Deals wrap: Swiss wealth managers targeted
The latest clampdown by German and U.S. authorities on tax-evading clients at banks such as Credit Suisse could make Swiss wealth management firms alluring takeover targets, bankers say. Swiss private banks have been intensifying their cleanup of untaxed assets in an effort to limit the attention of foreign authorities, reducing risk for potential acquirer, writes Martin de Sa’Pinto and Edward Taylor. Union Bancaire Privee, EFG and Julius Baer are seen as targets.
Valeant Pharmaceuticals said it was not interested in a bidding war for drugmaker Cephalon and was willing to walk away. But Chief Executive Michael Pearson also said Valeant may consider raising its offer if Cephalon opens up its books and the deal looks right. Shares of Cephalon surged more than 29 percent on Wednesday, above the $5.7 billion unsolicited offer from Valeant, in a sign investors are expecting a higher bid.
Conditions are better for a wave of U.S. bank mergers, with large deals that carry a price tag of $5 billion or more possible by the end of the year, a UBS AG investment banker said on Tuesday.

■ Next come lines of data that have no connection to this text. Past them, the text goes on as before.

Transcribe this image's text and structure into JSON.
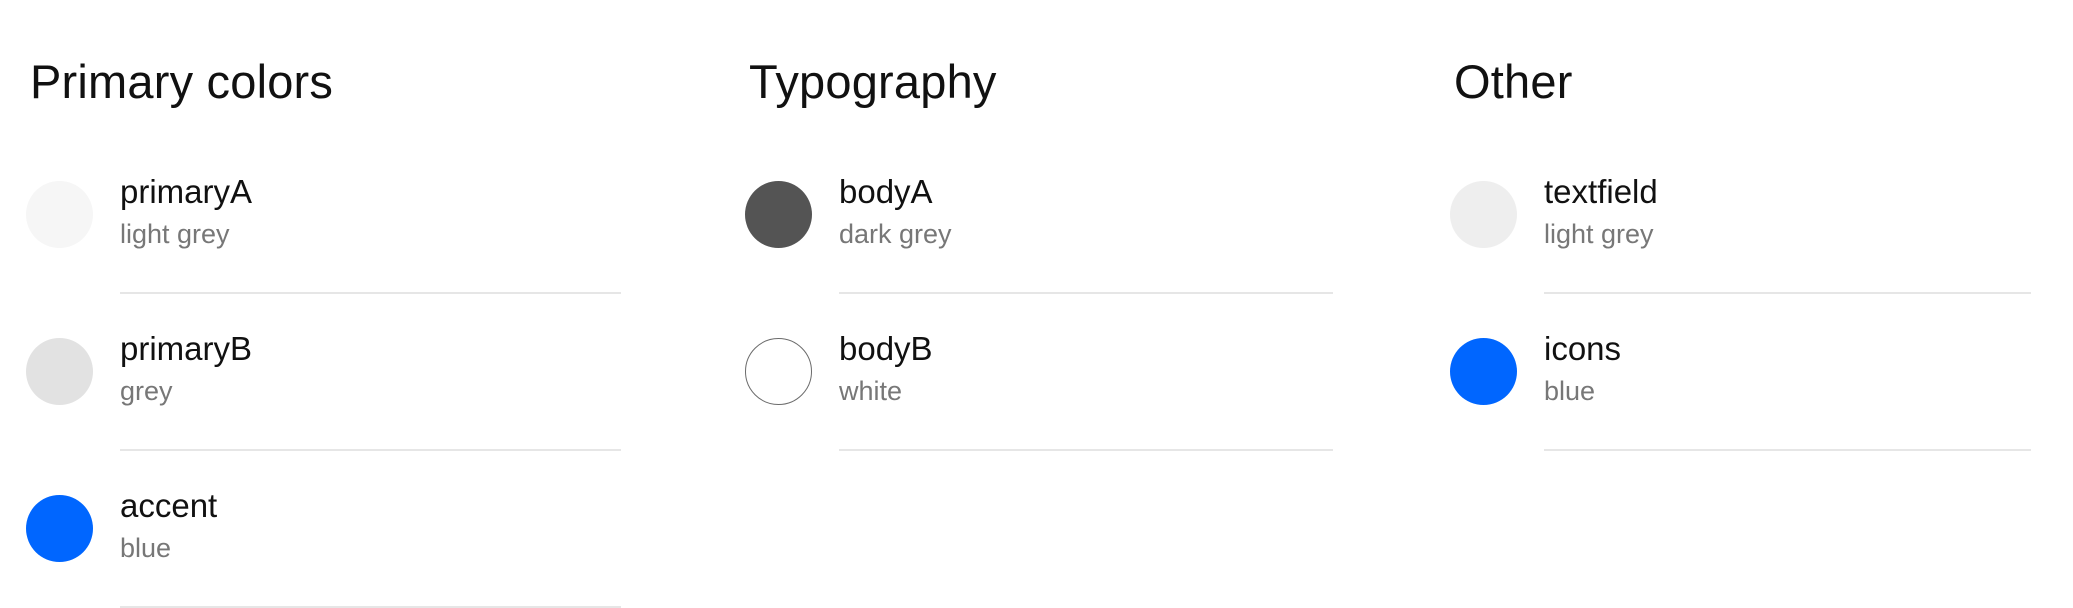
{
  "primary": {
    "title": "Primary colors",
    "items": [
      {
        "name": "primaryA",
        "desc": "light grey",
        "color": "#f6f6f6"
      },
      {
        "name": "primaryB",
        "desc": "grey",
        "color": "#e2e2e2"
      },
      {
        "name": "accent",
        "desc": "blue",
        "color": "#0066ff"
      }
    ]
  },
  "typography": {
    "title": "Typography",
    "items": [
      {
        "name": "bodyA",
        "desc": "dark grey",
        "color": "#545454"
      },
      {
        "name": "bodyB",
        "desc": "white",
        "color": "#ffffff"
      }
    ]
  },
  "other": {
    "title": "Other",
    "items": [
      {
        "name": "textfield",
        "desc": "light grey",
        "color": "#eeeeee"
      },
      {
        "name": "icons",
        "desc": "blue",
        "color": "#0066ff"
      }
    ]
  }
}
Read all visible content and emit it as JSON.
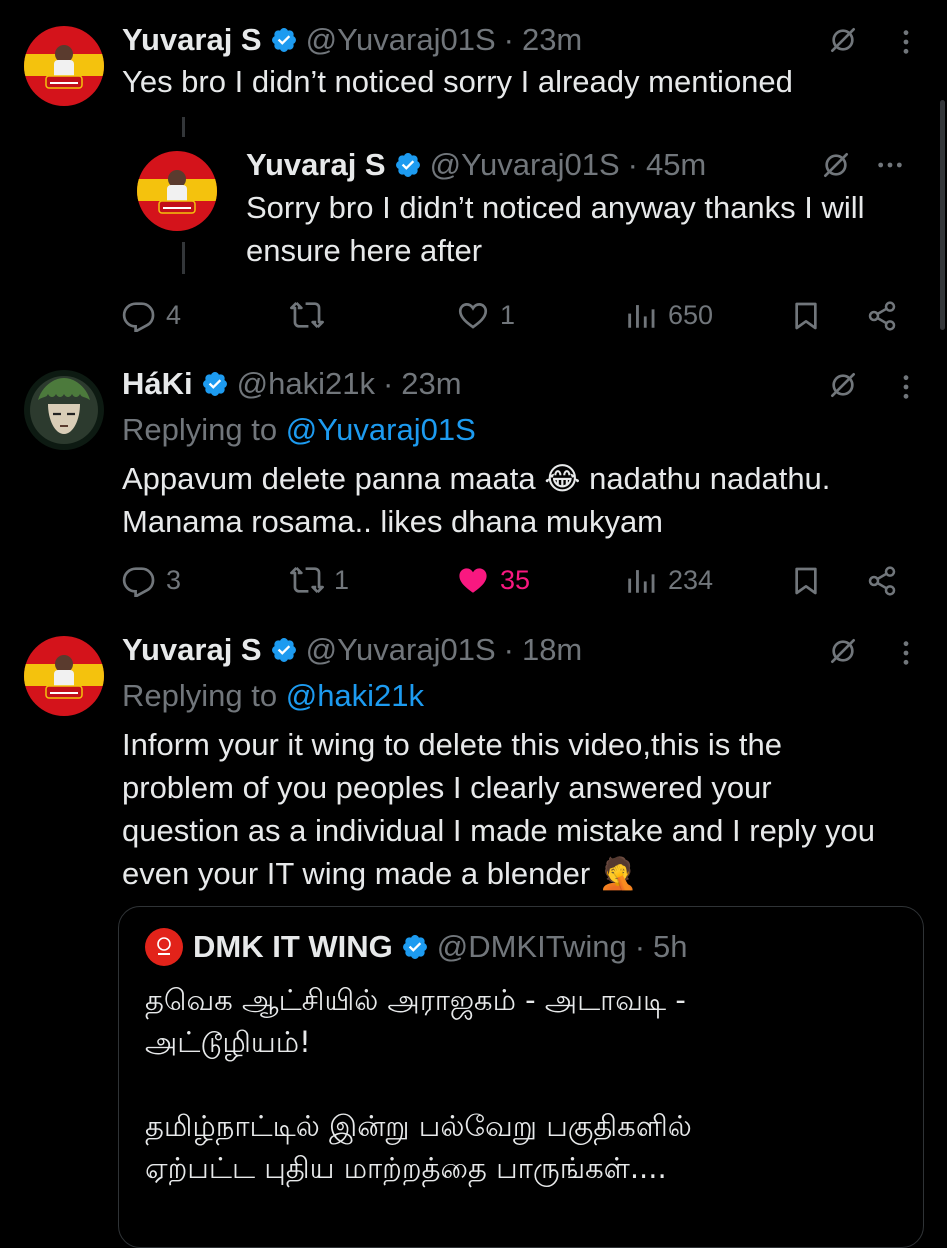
{
  "colors": {
    "background": "#000000",
    "text": "#e7e9ea",
    "muted": "#71767b",
    "link": "#1d9bf0",
    "like": "#f91880",
    "verified": "#1d9bf0"
  },
  "tweets": [
    {
      "name": "Yuvaraj S",
      "handle": "@Yuvaraj01S",
      "sep": "·",
      "time": "23m",
      "text": "Yes bro I didn’t noticed sorry I already mentioned",
      "avatar_icon": "flag-avatar-icon"
    },
    {
      "name": "Yuvaraj S",
      "handle": "@Yuvaraj01S",
      "sep": "·",
      "time": "45m",
      "text": "Sorry bro I didn’t noticed anyway thanks I will ensure here after",
      "avatar_icon": "flag-avatar-icon",
      "actions": {
        "replies": "4",
        "reposts": "",
        "likes": "1",
        "views": "650"
      }
    },
    {
      "name": "HáKi",
      "handle": "@haki21k",
      "sep": "·",
      "time": "23m",
      "replying_prefix": "Replying to",
      "replying_to": "@Yuvaraj01S",
      "text_line1": "Appavum delete panna maata 😂 nadathu nadathu.",
      "text_line2": "Manama rosama.. likes dhana mukyam",
      "avatar_icon": "anime-avatar-icon",
      "actions": {
        "replies": "3",
        "reposts": "1",
        "likes": "35",
        "views": "234"
      }
    },
    {
      "name": "Yuvaraj S",
      "handle": "@Yuvaraj01S",
      "sep": "·",
      "time": "18m",
      "replying_prefix": "Replying to",
      "replying_to": "@haki21k",
      "text": "Inform your it wing to delete this video,this is the problem of you peoples I clearly answered your question as a individual I made mistake and I reply you even your IT wing made a blender 🤦",
      "avatar_icon": "flag-avatar-icon"
    }
  ],
  "quote": {
    "name": "DMK IT WING",
    "handle": "@DMKITwing",
    "sep": "·",
    "time": "5h",
    "line1": "தவெக ஆட்சியில் அராஜகம் - அடாவடி -",
    "line2": "அட்டூழியம்!",
    "line3": "தமிழ்நாட்டில் இன்று பல்வேறு பகுதிகளில்",
    "line4": "ஏற்பட்ட புதிய மாற்றத்தை பாருங்கள்....",
    "logo_icon": "dmk-logo-icon"
  }
}
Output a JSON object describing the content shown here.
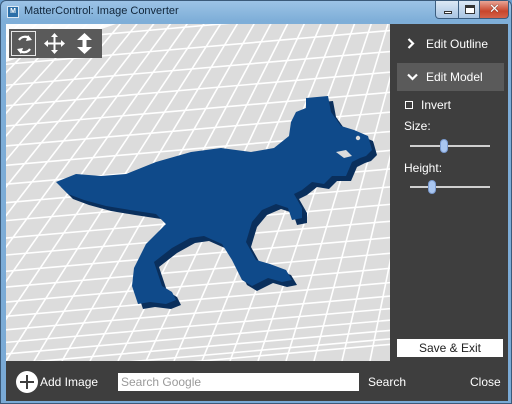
{
  "window": {
    "title": "MatterControl: Image Converter",
    "icon_name": "mattercontrol-app-icon"
  },
  "toolbar": {
    "tools": [
      {
        "name": "rotate-view-icon",
        "active": true
      },
      {
        "name": "move-view-icon",
        "active": false
      },
      {
        "name": "zoom-view-icon",
        "active": false
      }
    ]
  },
  "panel": {
    "edit_outline_label": "Edit Outline",
    "edit_model_label": "Edit Model",
    "invert_label": "Invert",
    "invert_checked": false,
    "size_label": "Size:",
    "size_value": 0.42,
    "height_label": "Height:",
    "height_value": 0.25,
    "save_exit_label": "Save & Exit"
  },
  "bottom": {
    "add_image_label": "Add Image",
    "search_placeholder": "Search Google",
    "search_value": "",
    "search_label": "Search",
    "close_label": "Close"
  },
  "colors": {
    "model": "#0f4a8a",
    "grid_bg": "#dcdcdc",
    "grid_line": "#ffffff",
    "panel_bg": "#3e3e3e",
    "selected_row": "#5a5a5a"
  }
}
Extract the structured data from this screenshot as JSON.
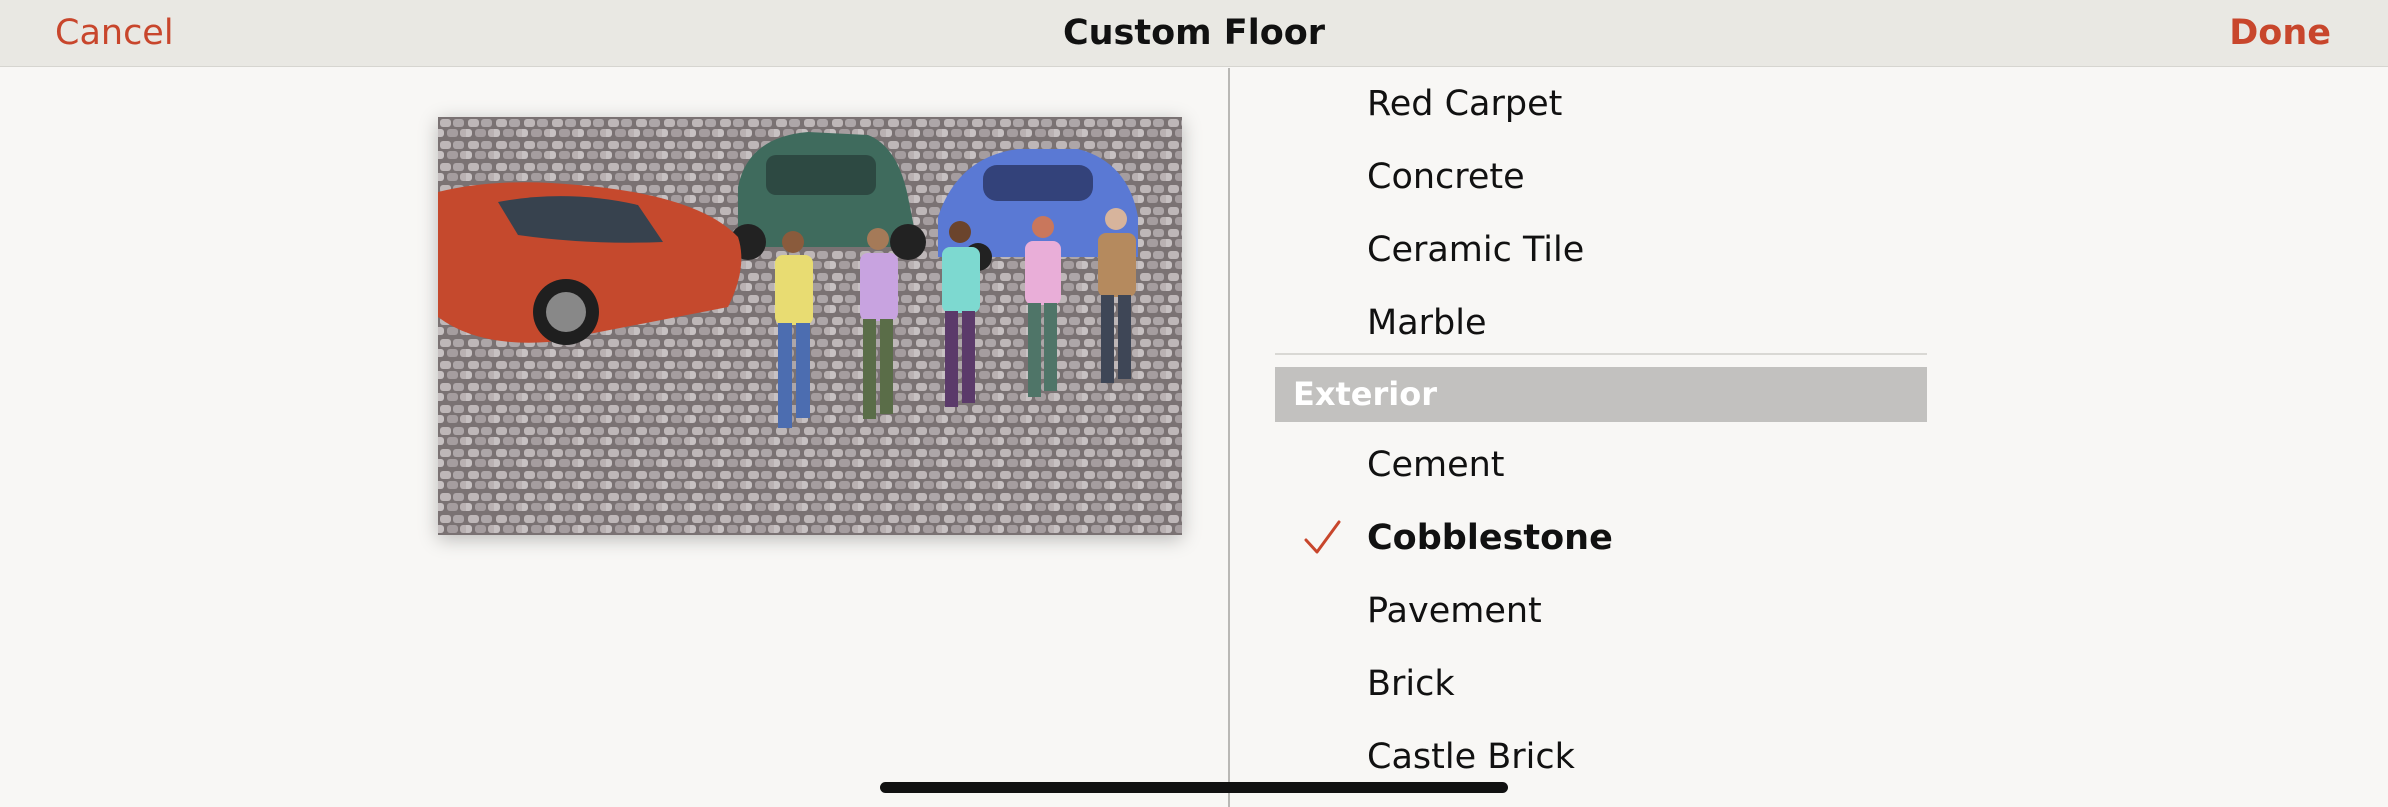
{
  "nav": {
    "cancel_label": "Cancel",
    "title": "Custom Floor",
    "done_label": "Done"
  },
  "preview": {
    "description_icon": "floor-preview-image"
  },
  "floor_list": {
    "items_top": [
      {
        "label": "Red Carpet"
      },
      {
        "label": "Concrete"
      },
      {
        "label": "Ceramic Tile"
      },
      {
        "label": "Marble"
      }
    ],
    "section_exterior": "Exterior",
    "items_exterior": [
      {
        "label": "Cement",
        "selected": false
      },
      {
        "label": "Cobblestone",
        "selected": true
      },
      {
        "label": "Pavement",
        "selected": false
      },
      {
        "label": "Brick",
        "selected": false
      },
      {
        "label": "Castle Brick",
        "selected": false
      }
    ]
  },
  "colors": {
    "accent": "#c8462c",
    "nav_background": "#e9e8e3",
    "section_header": "#c2c1bf"
  }
}
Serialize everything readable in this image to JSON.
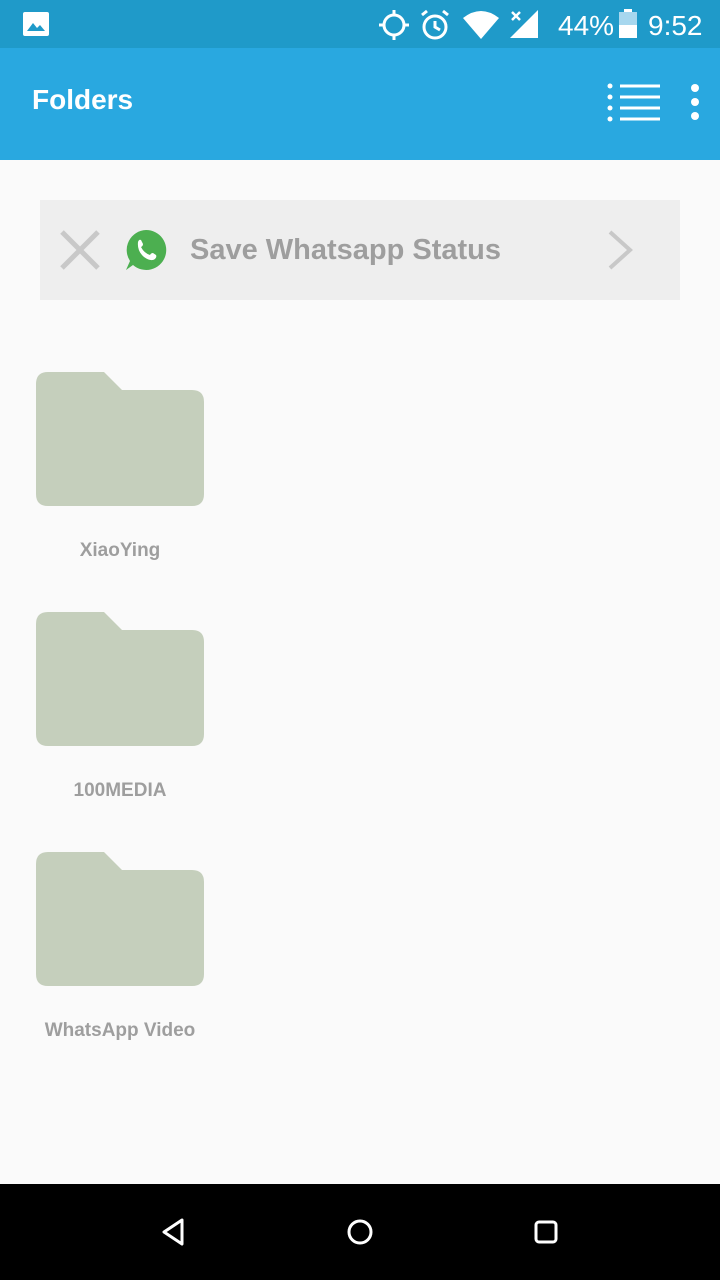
{
  "status_bar": {
    "battery_percent": "44%",
    "time": "9:52",
    "icons": [
      "gallery-icon",
      "gps-icon",
      "alarm-icon",
      "wifi-icon",
      "signal-icon",
      "battery-icon"
    ]
  },
  "app_bar": {
    "title": "Folders",
    "icons": [
      "list-view-icon",
      "more-vert-icon"
    ]
  },
  "banner": {
    "label": "Save Whatsapp Status",
    "icons": [
      "close-icon",
      "whatsapp-icon",
      "chevron-right-icon"
    ]
  },
  "folders": [
    {
      "name": "XiaoYing"
    },
    {
      "name": "100MEDIA"
    },
    {
      "name": "WhatsApp Video"
    }
  ],
  "nav_bar": {
    "icons": [
      "back-icon",
      "home-icon",
      "recent-apps-icon"
    ]
  },
  "colors": {
    "status_bar": "#1f9ac9",
    "app_bar": "#29a8e0",
    "folder": "#c5cfbc",
    "whatsapp": "#4caf50",
    "banner_bg": "#eeeeee"
  }
}
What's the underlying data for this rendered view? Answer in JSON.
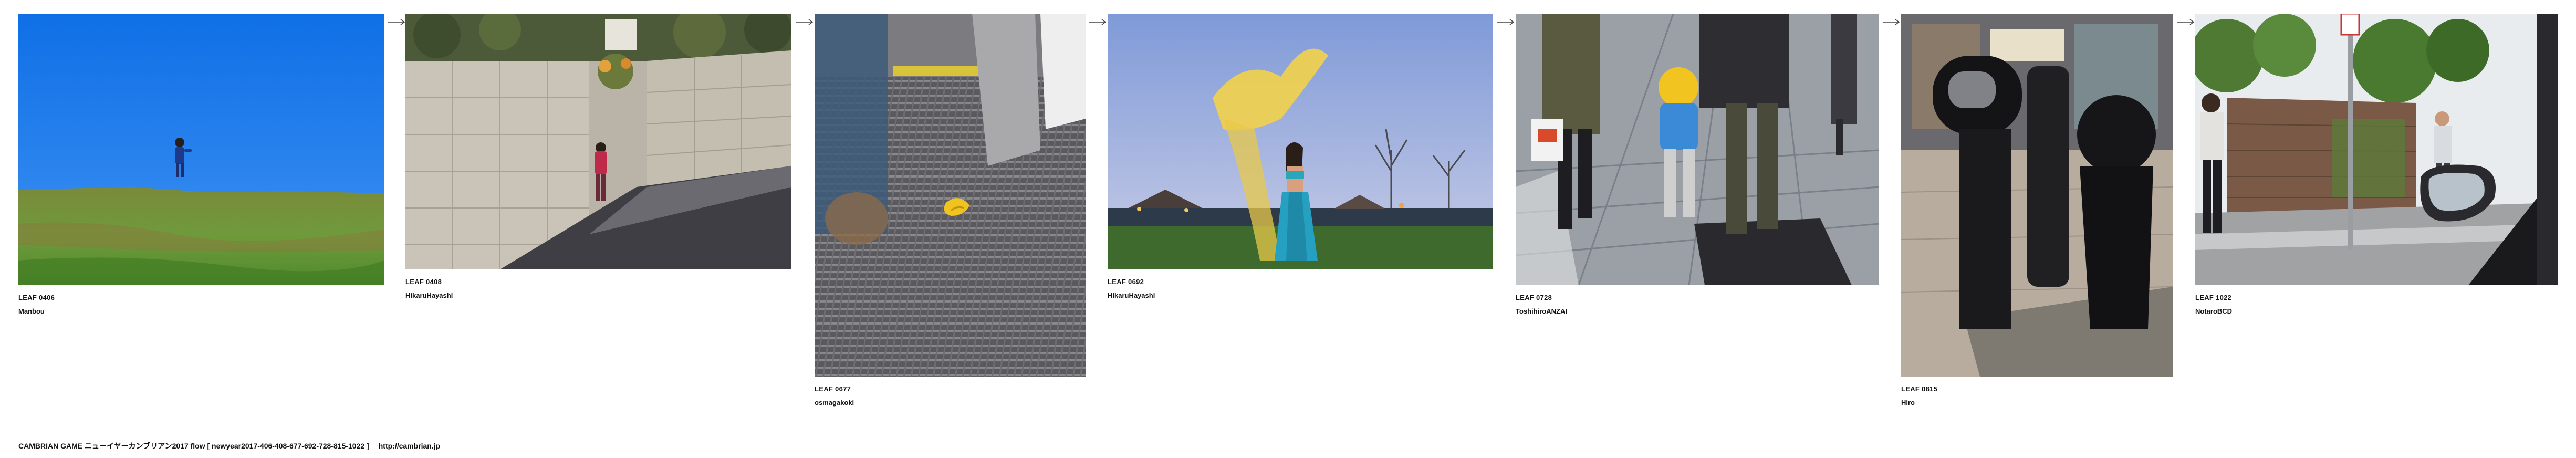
{
  "leaves": [
    {
      "id": "LEAF 0406",
      "author": "Manbou"
    },
    {
      "id": "LEAF 0408",
      "author": "HikaruHayashi"
    },
    {
      "id": "LEAF 0677",
      "author": "osmagakoki"
    },
    {
      "id": "LEAF 0692",
      "author": "HikaruHayashi"
    },
    {
      "id": "LEAF 0728",
      "author": "ToshihiroANZAI"
    },
    {
      "id": "LEAF 0815",
      "author": "Hiro"
    },
    {
      "id": "LEAF 1022",
      "author": "NotaroBCD"
    }
  ],
  "footer": {
    "title": "CAMBRIAN GAME  ニューイヤーカンブリアン2017  flow [ newyear2017-406-408-677-692-728-815-1022 ]",
    "url": "http://cambrian.jp"
  },
  "icons": {
    "arrow": "right-arrow-icon"
  }
}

BATS Global Markets plans to list U.S. public stocks by year-end, opening the door for companies to float shares somewhere other than the Big Board or Nasdaq for the first time in years.
Acquirers paid a median 9.2 times earnings before interest, taxes, depreciation and amortization for companies in the first quarter, the most since the second quarter of 2008 and kicked off what investment bankers say may be the busiest year for deals since 2007, writes Bloomberg’s Zachary Mider.